Example: Food Delivery System
From requirements, you may identify:
- User
- Restaurant
- Dish
- Cart
- Order
- Payment
- DeliveryPartner
- Vehicle
These become:
candidate entities
Not all will become final classes, but this gives a strong starting point.
Step 3: Filter Entities Using Responsibility Thinking
Not every noun deserves to become a class.

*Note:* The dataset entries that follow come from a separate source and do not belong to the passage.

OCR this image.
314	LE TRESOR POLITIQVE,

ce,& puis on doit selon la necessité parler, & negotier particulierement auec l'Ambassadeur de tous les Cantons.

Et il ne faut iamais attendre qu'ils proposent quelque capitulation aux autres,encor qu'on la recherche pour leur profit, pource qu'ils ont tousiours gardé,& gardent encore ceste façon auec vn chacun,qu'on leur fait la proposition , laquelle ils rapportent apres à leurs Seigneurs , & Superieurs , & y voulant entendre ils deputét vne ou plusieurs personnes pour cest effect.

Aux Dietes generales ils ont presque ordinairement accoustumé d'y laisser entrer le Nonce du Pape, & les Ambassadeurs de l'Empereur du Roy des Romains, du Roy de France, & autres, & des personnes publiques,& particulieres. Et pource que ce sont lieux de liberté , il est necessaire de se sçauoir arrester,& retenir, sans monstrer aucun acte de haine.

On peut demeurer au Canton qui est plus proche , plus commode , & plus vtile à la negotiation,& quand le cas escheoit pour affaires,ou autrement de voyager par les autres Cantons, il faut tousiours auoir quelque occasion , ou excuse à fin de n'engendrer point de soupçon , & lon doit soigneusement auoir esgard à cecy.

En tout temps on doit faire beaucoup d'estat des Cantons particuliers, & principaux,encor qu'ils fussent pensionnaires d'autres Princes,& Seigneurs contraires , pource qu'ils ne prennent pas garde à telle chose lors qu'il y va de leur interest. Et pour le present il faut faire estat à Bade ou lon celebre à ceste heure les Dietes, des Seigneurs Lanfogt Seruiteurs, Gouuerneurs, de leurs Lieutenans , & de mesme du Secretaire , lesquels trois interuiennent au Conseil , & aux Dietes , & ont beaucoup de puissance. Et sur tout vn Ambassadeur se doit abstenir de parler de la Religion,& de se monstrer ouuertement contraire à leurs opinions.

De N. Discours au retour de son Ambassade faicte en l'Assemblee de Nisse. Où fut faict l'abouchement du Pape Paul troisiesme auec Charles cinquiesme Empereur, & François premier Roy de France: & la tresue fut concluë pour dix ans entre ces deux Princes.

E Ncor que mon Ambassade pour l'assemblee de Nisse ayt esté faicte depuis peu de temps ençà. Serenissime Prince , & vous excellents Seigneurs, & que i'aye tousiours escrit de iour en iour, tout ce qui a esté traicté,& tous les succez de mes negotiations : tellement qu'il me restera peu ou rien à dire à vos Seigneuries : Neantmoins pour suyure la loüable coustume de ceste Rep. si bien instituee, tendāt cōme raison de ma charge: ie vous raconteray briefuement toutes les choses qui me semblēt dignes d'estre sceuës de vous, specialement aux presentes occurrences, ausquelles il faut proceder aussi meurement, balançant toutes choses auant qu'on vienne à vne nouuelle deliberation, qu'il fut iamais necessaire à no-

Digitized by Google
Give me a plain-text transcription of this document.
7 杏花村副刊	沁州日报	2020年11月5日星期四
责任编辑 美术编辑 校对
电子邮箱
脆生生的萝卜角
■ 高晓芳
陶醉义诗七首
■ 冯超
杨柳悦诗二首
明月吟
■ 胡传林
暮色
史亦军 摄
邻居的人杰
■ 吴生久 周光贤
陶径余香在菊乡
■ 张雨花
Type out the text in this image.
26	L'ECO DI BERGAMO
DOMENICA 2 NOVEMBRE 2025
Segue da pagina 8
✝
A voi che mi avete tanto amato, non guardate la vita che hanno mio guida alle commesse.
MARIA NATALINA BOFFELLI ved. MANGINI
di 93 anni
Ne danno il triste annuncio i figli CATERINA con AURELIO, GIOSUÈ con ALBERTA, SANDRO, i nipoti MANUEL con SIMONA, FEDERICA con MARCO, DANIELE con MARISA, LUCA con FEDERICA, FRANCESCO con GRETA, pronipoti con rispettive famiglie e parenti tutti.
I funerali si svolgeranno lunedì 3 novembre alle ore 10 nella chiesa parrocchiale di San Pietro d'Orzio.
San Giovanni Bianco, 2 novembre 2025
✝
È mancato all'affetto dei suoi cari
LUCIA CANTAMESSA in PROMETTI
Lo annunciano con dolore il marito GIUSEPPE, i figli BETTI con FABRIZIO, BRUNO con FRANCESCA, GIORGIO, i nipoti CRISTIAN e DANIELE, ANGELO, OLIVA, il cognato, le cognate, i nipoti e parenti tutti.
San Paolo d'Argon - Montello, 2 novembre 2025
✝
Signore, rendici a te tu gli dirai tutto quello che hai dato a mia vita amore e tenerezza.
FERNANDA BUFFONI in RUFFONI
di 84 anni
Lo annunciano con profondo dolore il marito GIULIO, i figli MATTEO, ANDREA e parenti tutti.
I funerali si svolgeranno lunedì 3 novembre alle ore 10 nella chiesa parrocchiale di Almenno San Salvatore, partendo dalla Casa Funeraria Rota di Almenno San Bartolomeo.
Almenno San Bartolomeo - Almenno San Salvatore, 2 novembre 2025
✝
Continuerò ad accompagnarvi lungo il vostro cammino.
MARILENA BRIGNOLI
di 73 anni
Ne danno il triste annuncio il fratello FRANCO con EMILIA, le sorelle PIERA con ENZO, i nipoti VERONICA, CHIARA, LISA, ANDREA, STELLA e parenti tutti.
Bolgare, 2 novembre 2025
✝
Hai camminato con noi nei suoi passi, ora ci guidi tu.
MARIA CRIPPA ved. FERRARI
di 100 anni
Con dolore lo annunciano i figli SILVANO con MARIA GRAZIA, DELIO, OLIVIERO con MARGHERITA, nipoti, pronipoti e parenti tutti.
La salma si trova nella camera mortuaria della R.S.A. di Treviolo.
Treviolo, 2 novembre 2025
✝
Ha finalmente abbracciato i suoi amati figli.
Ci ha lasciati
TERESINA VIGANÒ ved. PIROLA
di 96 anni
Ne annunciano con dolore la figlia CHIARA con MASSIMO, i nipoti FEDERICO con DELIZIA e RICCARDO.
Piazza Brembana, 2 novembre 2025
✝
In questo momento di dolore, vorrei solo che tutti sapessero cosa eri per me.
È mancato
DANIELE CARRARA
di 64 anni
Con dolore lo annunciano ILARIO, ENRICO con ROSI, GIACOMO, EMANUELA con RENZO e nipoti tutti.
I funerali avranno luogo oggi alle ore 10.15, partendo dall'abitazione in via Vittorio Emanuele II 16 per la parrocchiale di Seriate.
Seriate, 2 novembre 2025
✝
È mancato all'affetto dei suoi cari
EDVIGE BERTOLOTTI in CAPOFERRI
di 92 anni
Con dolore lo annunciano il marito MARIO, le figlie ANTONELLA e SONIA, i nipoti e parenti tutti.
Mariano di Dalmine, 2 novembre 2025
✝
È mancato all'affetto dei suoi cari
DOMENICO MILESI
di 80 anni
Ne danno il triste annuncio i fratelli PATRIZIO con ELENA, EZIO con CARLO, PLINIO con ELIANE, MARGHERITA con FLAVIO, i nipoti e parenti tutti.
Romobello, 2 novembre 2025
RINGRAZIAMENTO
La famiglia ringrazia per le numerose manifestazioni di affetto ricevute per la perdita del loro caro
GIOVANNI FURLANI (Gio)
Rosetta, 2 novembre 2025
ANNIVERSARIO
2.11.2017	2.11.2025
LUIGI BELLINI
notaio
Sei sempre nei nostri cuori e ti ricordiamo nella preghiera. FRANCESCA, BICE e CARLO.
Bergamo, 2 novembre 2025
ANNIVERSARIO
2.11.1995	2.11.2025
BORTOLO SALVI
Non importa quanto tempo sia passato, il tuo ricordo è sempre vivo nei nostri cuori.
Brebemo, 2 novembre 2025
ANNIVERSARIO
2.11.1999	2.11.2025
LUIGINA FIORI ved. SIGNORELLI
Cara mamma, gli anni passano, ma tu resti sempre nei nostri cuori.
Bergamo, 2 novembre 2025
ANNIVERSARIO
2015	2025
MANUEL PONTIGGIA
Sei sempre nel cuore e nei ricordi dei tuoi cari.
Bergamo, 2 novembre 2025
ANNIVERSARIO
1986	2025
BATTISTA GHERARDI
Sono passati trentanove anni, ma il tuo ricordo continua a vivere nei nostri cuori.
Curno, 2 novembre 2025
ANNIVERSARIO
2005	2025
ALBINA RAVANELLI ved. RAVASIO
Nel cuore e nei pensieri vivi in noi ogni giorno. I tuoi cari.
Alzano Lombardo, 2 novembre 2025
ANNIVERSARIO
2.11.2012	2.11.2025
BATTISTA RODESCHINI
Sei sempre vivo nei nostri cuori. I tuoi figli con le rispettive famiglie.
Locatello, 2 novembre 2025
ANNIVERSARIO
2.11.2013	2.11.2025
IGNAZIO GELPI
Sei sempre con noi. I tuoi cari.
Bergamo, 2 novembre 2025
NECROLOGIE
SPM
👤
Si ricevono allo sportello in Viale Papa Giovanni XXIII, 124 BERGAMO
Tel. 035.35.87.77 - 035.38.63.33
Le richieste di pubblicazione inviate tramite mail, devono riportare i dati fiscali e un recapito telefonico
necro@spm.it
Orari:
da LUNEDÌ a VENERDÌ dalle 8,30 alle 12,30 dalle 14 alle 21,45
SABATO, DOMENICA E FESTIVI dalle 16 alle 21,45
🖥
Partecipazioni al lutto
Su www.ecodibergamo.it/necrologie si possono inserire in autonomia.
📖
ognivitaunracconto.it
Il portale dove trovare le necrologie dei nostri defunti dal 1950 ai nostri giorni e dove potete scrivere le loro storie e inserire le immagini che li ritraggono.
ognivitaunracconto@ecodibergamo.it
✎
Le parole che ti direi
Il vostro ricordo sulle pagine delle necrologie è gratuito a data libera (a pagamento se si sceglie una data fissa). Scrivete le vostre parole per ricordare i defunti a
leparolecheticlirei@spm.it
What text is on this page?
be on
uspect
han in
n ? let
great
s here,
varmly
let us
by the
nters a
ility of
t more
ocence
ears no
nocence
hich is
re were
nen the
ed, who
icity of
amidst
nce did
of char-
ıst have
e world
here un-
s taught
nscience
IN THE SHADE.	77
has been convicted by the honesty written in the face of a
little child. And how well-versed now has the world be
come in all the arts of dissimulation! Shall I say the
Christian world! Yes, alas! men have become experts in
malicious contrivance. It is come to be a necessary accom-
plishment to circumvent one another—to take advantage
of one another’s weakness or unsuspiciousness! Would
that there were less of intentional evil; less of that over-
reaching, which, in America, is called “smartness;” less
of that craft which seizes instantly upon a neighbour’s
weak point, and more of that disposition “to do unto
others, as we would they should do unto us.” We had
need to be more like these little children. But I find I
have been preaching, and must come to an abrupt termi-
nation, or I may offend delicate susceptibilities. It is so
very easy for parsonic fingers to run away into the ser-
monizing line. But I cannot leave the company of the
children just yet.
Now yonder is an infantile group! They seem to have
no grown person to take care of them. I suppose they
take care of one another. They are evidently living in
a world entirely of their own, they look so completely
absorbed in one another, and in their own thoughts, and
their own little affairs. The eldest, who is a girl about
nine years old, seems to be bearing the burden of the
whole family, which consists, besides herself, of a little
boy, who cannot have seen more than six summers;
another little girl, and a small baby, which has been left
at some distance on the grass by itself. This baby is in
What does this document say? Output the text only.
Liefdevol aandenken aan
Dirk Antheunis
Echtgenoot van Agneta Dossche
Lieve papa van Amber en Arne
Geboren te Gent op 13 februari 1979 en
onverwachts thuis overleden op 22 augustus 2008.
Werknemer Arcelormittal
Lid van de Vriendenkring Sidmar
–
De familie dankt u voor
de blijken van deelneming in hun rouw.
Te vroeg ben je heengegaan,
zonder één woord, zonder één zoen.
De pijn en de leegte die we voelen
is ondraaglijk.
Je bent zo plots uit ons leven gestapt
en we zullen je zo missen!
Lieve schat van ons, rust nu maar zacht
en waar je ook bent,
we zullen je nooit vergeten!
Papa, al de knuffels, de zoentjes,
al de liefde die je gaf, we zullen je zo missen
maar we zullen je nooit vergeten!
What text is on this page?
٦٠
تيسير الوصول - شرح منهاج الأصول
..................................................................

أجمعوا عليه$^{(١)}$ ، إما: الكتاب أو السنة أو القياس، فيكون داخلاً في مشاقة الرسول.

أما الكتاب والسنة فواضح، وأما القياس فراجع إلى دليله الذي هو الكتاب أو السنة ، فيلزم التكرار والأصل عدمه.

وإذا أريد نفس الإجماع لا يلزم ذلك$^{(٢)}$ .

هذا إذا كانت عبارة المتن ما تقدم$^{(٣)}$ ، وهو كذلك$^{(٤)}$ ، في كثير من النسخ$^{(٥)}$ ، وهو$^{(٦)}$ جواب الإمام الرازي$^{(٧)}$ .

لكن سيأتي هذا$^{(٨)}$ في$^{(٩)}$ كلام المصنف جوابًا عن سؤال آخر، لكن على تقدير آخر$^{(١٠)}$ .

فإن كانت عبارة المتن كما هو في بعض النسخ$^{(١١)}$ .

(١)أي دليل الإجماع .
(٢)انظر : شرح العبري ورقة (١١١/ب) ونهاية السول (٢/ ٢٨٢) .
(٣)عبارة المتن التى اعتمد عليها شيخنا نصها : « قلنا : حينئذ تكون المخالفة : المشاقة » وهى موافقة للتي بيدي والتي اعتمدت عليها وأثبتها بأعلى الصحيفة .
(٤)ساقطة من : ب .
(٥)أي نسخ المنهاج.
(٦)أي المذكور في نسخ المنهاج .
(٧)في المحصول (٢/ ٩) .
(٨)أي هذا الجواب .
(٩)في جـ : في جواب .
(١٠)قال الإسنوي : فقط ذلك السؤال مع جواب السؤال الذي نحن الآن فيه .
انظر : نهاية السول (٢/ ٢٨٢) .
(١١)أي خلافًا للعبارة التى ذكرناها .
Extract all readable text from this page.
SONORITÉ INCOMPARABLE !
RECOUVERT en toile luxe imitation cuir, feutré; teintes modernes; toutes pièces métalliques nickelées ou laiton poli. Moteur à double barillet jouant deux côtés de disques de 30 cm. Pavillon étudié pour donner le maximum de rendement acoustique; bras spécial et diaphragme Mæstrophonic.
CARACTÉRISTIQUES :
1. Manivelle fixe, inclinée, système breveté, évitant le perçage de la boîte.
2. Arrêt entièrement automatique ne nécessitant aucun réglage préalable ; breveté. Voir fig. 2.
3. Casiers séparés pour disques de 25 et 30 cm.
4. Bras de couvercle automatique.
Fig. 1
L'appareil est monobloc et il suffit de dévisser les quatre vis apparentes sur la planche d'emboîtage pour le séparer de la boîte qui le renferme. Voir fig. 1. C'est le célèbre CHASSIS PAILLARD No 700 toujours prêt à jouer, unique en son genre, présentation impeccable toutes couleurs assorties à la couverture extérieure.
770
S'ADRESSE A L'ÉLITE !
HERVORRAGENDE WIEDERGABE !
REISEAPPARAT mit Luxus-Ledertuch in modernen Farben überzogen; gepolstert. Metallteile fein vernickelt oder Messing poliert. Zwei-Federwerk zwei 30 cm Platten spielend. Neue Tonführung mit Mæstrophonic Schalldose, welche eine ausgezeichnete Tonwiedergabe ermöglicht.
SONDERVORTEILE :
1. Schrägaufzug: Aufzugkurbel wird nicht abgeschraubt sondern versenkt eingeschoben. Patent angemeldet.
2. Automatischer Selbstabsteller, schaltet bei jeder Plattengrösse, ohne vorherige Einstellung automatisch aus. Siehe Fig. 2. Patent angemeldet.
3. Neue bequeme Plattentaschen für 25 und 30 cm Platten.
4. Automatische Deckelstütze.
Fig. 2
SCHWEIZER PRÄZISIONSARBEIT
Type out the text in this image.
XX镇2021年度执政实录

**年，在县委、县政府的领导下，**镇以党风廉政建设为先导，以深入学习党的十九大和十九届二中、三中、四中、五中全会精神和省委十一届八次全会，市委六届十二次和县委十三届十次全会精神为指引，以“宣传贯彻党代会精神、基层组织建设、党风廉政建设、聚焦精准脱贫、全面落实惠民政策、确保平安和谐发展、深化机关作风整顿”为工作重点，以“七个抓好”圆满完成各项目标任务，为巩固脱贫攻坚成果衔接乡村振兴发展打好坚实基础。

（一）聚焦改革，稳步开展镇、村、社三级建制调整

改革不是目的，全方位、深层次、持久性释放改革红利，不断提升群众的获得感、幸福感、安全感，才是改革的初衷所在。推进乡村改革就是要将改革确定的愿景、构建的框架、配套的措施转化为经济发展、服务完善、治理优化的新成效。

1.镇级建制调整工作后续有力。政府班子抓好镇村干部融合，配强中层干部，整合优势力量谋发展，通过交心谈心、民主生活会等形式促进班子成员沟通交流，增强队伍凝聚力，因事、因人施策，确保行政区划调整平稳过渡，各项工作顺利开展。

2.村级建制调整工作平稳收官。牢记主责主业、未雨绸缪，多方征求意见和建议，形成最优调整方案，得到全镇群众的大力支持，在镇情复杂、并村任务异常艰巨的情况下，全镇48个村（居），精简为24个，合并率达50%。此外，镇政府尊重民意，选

The important question is:
Does this entity own meaningful state or behavior?
Example
Strong entity candidates
- Order
- Cart
- Payment
- DeliveryPartner
These have:
- state
- lifecycle
- behavior
Possible supporting objects
- Address
- Coordinates
- Money
These may become:
- value objects
- supporting models
- reusable structures
Step 4: Assign Responsibilities
This is one of the most important steps in OOD.
Ask:
What should this entity be responsible for?
Example
Order
Responsible for:
- maintaining order state
- tracking lifecycle
- validating status transitions
PaymentService
Responsible for:
- processing payments
- handling payment methods
- communicating with gateways
DeliveryPartner
Responsible for:
- accepting deliveries
- updating delivery progress
- managing availability state
Step 5: Identify Relationships Between Entities
Now think about interactions.
Questions to ask:
- Who owns whom?
- Who depends on whom?
- Which objects collaborate together?
Example Relationships
- Cart → belongs to User
- Order → created from Cart
- Order → uses PaymentService
- DeliveryPartner → assigned to Order
At this stage:
focus on relationships, not implementation
Step 6: Discover Behaviors Before Methods
Do not immediately think in code syntax.
Instead ask:
- What actions happen in the system?
- Which object should own those actions?
Example
Instead of randomly writing:
process_payment()
Think:
- who should process payment?
- PaymentService?
- Order?
- external gateway?
This improves responsibility placement.
Step 7: Convert Structure into Classes
Only now should you move toward:
- classes
- interfaces
- services
- dependencies
At this point, the design becomes:
- intentional
- structured
- easier to evolve
Key Mental Model
Good LLD follows this flow:
Requirements
→ Entities
→ Responsibilities
→ Relationships
→ Behaviors
→ Classes
→ Code
Skipping steps leads to weak design.
Common Mistakes
Beginners often:
- jump directly into coding
- force design patterns early
- create unnecessary classes
- ignore responsibility ownership
This creates:
- poor abstractions
- tight coupling
- confusing systems
Why This Skill Matters
This requirement-to-design mapping skill is the foundation of:
- Domain Modeling
- Real-world system design
- LLD interviews
- scalable architecture thinking
Without it:
- designs remain mechanical
- systems feel artificial
- interviews become difficult
Real Insight
The hardest part of object-oriented design is not writing classes — it is discovering the right responsibilities from the problem itself.
One-Line Takeaway
Great LLD starts by understanding the domain deeply enough to discover the right objects, responsibilities, and relationships before writing code.